Diyip odadan çıktı Louis. Odasında farklı birini görmek garip hissettirmişti. Bi kaç kez misafir çocukları girmişti ama hiç böyle hissetmemişti. Hızla mutfağa inip kahveleri hazırlamaya başladı.

O sırada Harry çalışma masasının dayalı olduğu duvara asılmış panodaki şeyleri incelemeye başladı. Annesi olarak tahmin ettiği kadınla bir kaç fotoğraf. Büyük ihtimalle Louis olan küçük mavi gözlü aşırı tatlı bir çocuk. Louis'in Niall ile bir fotoğrafı. Birkaç sticker. O sırada elinde iki kahve ile odaya Louis girdi.  Masaya kahveleri bırakıp odanın köşesindeki beyaz tabureyi alıp Harry'nin yanına oturdu. Bir süre sessizlik oldu. Sessizliği bozan Harry oldu;

-eee hangi toplumu araştıracağız.

- bilmem

- bence İskandinav ülkelerden birini seçebiliriz

- evet farklı olabilir

.... Yaklaşık 2 saat konuştular taslak şekilde araştırma yaptılar. İkiside zamanın nasıl geçtiğini anlamamıştı. Normalde ödev yapmak sıkıcı gelsede beraber sıkılmadan yapıyorlardı. 2 saatin sonunda taslak bitmişti. Louis konuştu;

- istersen hemen gitme kurabiye yapmıştım beraber yiyebilirsin.
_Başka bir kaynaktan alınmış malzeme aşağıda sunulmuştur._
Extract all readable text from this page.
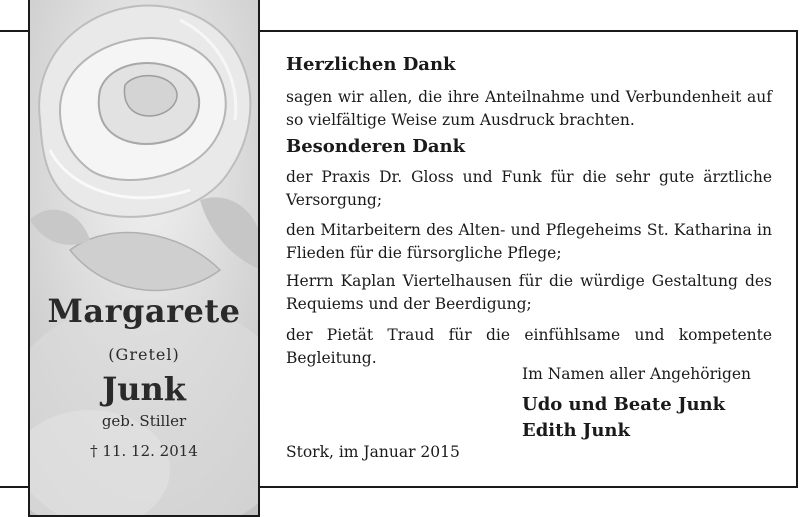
Margarete
(Gretel)
Junk
geb. Stiller
† 11. 12. 2014
Herzlichen Dank

sagen wir allen, die ihre Anteilnahme und Verbundenheit auf so vielfältige Weise zum Ausdruck brachten.

Besonderen Dank

der Praxis Dr. Gloss und Funk für die sehr gute ärztliche Versorgung;

den Mitarbeitern des Alten- und Pflegeheims St. Katharina in Flieden für die fürsorgliche Pflege;

Herrn Kaplan Viertelhausen für die würdige Gestaltung des Requiems und der Beerdigung;

der Pietät Traud für die einfühlsame und kompetente Begleitung.

Im Namen aller Angehörigen
Udo und Beate Junk
Edith Junk
Stork, im Januar 2015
Louis nedense Harry ile daha çok vakit geçirmek istiyordu.

- olur çok sevinirim

Dedi Harry. Louis'in haberi yoktu ama Harry'de onunla vakit geçirmek istiyordu. Beraber bardaklarını alarak aşağı indiler. Louis , Harry'e salon da oturabileceğini söyledi. Ve kendisi mutfağa gidip kurabiyeleri ve çayları hazırlamaya koyuldu.
Harry salonda otururken gözü çerçevelerden birine takıldı Louis bir kadına sarılmıştı büyük ihtimalle geçen seneden bir fotoğraftı. Yazın sahilde çekilmiş. Louis'in yeni şimdiye göre daha bronz du ve yanakları kızarmıştı. Mavi gözleri parlıyordu.
O sırada salona Louis girdi. Elindeki tepsiyi sehpaya bıraktı. Harry merakına yenik düşüp sordu;

- bu kadın annen mi?

- evet annem

- annene çok benziyormuşsun, adı ne?

- jay

Harry ve Louis kurabiyelerini yerken sohbet ediyorlardı. Louis Niall dışında kimse ile bu kadar çok konuştuğunu hatırlamıyordu annesi dışında. Yaklaşık 45 dakika konuşup güldürler. Harry;

- kurabiyeler çok güzel olmuş annen mş yaptı?

Diye sordu.

- hayır ben yaptım

- tanrım! Gerçekten çok güzeller. Hep böyle tatlı yapar mısın?

- çoğu zaman. Çok sevdiysen tekrar yaparım.

- harika olur. Ama şimdi kalkmam lazım saat geç oluyor.

- pekala

Louis Harry ile kapıya kadar geldi. Hatta onunla bahçeye çıktı.

- bir sonrakinde ne zaman buluşucaz-ders için?

Aslında sormak istediği ne zaman seninle tekrar görüşüp çok eğlenicem di.

- bilmem ya mesajlaşırız yada okulda konuşuruz

- pekala görüşürüz

- görürüz Louis

Louis Harry gözden kaybolana kadar arkasından onu izledi. Daha sonra eve girip kendini koltuğa attı. Aslında Harry çok iyi biriymiş... dedi kendi kendine.